In contrast, lush forests spread out behind them, trees robed in green leaves and pine needles, still brown with bark, coated with their elegant summer colors.
The ghostly forests of dead trees along the Mid-Atlantic shores are one indicator of a changing climate. Rising sea levels, brought on, in part, by glacial melt, cause saltwater to move into forested areas where it hadn’t reached before. The trees aren’t able to drink in water with such high salt content and are starved of necessary nutrients.
In the Chesapeake Bay, over 150 square miles of forests have died since the mid-1800s because of salt intrusion, according to a recent article in Nature Climate Change. It’s not a new phenomenon, but it is one that scientists are recognizing the importance of now. These ghost forests will continue to grow as the sea level is expected to increase another 1.3 feet to 3.9 feet by 2100.
Deep in a forested area along the Delaware Bay just off Jakes Landing Road in Dennis, N.J., there is evidence of dying trees and spreading saltwater marshes.
After reading about the ghost forests in Popular Science, I was haunted by the image of the dying forests — one of the most powerful visual indicators of climate change on the East Coast. As a photographer, I reached for my camera as a way to explore the issue, but I also wondered how the changing landscape affects how we, and future generations, envision the world through representations we capture in photographs and in art.

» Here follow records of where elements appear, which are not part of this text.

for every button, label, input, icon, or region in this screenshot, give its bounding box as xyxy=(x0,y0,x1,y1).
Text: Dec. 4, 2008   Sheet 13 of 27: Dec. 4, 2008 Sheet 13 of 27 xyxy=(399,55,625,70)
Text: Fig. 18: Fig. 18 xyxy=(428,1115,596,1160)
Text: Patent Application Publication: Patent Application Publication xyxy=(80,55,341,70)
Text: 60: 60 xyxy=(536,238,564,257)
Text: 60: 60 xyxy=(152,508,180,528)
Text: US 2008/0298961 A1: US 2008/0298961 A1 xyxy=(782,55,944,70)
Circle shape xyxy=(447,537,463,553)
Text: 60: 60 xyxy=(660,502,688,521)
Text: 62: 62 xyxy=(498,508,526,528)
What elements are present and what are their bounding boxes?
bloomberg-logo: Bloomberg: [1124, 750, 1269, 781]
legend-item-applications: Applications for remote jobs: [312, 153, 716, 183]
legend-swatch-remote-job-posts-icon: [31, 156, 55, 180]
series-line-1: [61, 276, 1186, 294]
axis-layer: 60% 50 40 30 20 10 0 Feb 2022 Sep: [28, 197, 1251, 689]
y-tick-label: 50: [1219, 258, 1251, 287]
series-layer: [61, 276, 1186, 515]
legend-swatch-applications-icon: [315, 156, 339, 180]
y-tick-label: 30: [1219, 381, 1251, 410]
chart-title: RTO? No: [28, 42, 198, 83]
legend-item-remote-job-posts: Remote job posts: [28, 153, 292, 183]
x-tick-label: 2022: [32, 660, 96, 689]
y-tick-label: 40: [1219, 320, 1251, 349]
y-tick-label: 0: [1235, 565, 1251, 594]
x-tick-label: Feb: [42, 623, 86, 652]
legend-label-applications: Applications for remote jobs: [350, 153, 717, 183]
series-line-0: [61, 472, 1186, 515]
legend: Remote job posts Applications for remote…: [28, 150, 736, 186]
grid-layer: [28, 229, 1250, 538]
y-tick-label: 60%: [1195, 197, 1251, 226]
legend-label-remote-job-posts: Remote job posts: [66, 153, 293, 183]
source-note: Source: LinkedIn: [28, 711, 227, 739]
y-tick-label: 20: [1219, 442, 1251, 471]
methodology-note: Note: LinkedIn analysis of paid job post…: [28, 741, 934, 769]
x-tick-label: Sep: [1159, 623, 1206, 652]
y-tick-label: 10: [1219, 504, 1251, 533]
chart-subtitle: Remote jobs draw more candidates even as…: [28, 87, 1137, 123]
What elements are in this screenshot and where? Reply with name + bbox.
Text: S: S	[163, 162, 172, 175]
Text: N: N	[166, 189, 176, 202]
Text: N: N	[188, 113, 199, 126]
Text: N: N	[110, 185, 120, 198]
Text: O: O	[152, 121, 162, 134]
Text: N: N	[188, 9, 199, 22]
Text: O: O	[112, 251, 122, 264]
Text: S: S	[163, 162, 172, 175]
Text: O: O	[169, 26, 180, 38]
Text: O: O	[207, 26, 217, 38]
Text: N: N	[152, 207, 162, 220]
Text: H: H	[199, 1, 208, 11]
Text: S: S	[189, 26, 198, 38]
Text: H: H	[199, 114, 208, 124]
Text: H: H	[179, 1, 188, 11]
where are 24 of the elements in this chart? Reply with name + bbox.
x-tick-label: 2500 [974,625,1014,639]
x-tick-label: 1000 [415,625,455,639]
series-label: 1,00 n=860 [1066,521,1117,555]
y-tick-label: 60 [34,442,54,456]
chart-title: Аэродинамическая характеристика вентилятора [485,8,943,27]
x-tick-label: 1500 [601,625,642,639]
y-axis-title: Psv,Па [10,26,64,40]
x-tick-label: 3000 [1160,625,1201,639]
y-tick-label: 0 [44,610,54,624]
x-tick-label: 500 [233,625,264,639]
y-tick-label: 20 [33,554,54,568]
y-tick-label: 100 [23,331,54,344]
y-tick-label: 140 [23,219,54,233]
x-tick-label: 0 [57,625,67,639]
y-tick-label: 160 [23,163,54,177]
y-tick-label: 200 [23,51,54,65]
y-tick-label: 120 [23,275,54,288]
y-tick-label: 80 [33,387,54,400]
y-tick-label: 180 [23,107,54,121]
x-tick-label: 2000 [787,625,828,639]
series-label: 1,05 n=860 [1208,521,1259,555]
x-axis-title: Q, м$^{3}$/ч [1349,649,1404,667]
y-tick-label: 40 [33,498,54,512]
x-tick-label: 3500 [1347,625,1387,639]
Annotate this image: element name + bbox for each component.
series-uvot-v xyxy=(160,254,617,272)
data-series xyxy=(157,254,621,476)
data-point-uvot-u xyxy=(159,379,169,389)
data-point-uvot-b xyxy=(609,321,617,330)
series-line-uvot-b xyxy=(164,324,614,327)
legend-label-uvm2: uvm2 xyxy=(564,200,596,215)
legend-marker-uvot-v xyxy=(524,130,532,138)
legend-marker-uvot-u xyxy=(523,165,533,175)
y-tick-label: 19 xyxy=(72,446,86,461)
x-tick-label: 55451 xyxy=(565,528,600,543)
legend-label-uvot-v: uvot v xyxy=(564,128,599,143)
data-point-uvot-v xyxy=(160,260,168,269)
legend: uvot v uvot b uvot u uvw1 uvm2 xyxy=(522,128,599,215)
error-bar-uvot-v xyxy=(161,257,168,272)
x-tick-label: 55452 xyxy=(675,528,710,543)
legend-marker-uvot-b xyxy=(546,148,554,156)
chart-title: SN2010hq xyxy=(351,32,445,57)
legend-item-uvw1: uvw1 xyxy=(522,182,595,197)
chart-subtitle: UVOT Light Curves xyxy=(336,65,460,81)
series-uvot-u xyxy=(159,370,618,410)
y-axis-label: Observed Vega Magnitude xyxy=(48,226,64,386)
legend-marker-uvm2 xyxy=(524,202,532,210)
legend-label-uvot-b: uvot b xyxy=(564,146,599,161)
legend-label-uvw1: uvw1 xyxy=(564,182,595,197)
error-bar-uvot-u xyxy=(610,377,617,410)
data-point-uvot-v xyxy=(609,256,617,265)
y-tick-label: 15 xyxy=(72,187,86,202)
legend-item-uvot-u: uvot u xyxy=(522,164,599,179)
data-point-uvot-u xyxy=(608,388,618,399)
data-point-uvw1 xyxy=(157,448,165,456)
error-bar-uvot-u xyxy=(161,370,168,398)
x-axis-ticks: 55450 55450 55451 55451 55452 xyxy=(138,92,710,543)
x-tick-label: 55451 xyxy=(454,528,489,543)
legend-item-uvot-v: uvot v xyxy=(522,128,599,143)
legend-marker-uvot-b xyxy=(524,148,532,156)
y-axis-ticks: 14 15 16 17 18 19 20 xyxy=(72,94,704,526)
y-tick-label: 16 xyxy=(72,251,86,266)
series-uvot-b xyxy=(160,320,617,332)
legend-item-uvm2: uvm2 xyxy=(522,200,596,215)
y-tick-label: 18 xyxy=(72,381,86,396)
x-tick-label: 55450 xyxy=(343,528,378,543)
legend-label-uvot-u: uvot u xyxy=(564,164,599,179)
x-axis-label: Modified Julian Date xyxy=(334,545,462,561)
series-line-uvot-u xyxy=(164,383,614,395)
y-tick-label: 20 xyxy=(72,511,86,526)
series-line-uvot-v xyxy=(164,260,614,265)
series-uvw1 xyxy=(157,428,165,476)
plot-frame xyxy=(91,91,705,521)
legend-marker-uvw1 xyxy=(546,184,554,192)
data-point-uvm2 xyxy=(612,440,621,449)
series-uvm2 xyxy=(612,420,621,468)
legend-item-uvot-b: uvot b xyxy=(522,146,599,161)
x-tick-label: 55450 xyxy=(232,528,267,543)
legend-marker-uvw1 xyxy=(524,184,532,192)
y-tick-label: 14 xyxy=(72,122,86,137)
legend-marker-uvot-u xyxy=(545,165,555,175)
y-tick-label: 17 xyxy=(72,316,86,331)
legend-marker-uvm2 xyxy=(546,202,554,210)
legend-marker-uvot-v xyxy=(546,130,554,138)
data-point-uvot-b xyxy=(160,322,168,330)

The images I made here combine photography and watercolor painting, a reference to the long history of watercolor artists who have painted the landscape. The tradition of landscape painting is often thought of as capturing a sense of the beauty of nature, an idyllic scene.
Here, in the vast dead forests that are continuing to spread, the idyllic landscape doesn’t exist. I wanted to include the realities of this new coastal landscape as one small part of a watercolor tradition.
A dead tree stands in a saltwater marsh in the Delaware Bay near Cape May in New Jersey.
In this process, gum bichromate, watercolor paints are sensitized to light by mixing them with chemicals. The mixture is then painted onto a sheet of paper, which is placed under a negative and exposed to light. This process can be repeated multiple times on the same image, using different colors.
I’m not a watercolorist by any means, but the movement of the brushstrokes, emphasizing the blues representing the rising water and the silver of the forests, emerged as I processed the images. Gum bichromate is one of the few photographic processes in which the creator can evoke a sense of painterliness, and yet the descriptive detail of the photograph still shows through.
Just outside the Blackwater Wildlife Refuge, on the Chesapeake Bay, a large swath of dying trees sits on the edge of a saltwater marsh.
At the end of the process, the exposed paper sits in a water bath. Any particles of watercolor paint that weren’t exposed to light slowly wash away and the image remains.
And much like the gum bichromate process, as sea levels continue to rise and the trees along the coastline continue to die, we will watch these parts of our image of the world wash away, unsure of what will remain.
In the Delaware Bay, forests are giving way to saltwater marshes, many of which are filled with the common reed, an invasive species.